Suppose I grant that FDA does its job well. Why does it follow that when it runs its drug tests and food safety tests that it has to do any more than that? In other words, suppose it finds a colon cancer drug that “poisons” 1 in 100 patients, and that the risk of this drug is “too high” to be deemed acceptable. Why would you not allow me, as a cancer patient (hypothetically), to decide whether this is a risk I am willing to take in exchange for the possible rewards? Why ban it altogether? Why not solve the information “problem” and leave it be? Leave aside the possibility that a firm might actually have a self-interest in promoting safe products.

I’d love to see the paternalists crawl down from their high chairs to deal with these sorts of questions.

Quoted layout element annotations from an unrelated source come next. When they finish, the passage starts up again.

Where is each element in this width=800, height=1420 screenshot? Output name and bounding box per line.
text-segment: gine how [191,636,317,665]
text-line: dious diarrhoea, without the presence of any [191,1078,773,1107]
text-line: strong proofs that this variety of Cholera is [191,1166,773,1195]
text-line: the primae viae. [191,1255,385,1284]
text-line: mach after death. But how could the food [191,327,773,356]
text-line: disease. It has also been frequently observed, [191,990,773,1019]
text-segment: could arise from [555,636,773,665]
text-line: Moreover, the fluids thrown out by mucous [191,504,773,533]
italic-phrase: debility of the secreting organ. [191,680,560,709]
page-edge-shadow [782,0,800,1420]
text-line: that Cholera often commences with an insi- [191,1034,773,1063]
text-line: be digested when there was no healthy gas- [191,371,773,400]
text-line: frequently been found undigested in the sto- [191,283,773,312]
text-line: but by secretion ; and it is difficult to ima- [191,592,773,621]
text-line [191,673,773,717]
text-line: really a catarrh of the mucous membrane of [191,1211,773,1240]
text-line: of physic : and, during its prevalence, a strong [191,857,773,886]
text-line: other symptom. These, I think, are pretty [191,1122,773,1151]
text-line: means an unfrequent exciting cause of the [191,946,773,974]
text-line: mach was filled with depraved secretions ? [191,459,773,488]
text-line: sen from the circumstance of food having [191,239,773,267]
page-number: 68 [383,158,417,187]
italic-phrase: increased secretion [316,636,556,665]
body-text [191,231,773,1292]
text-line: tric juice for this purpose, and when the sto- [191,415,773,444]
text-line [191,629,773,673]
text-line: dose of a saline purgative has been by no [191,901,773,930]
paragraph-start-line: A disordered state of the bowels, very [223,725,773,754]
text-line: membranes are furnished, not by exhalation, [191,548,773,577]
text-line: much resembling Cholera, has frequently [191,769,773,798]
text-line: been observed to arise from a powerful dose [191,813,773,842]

Further, why is it OK for me to make the choice for myself with Advil and Tylenol? After all, aren’t these harmful to my liver if I take too much? Or how about this, why are we not allowed to make choices on food and drug safety, but we are allowed to make choices regarding other far more serious risks? After all, driving is much more dangerous than most drugs out there? If we truly cared about saving lives, we would ban all driving. But I’ve never heard anyone argue we should ban driving … and once I hear the reason for why it is silly to ban driving, I’d like to hear how that same argument does NOT apply to drugs. And no sir, it is not reasonable to argue that drug companies have an incentive to kill us. It is generally not profitable to kill your customers, unless you are Mao, Stalin, or Genghis Khan.

No one inspected my computer. I know nothing about how it works. Yet I am pretty sure it will not blow up and kill me. No one inspected my apple from the local farmers market. Yet I wash it and am confident that eating it will not kill me. What gives me such confidence? Take a look around at all of the things you interact with every day, and add up those interactions over the course of a year. What percentage of those interactions were inspected? And what percentage of the ones that were not ended up doing harm to you? Why? What is this magic?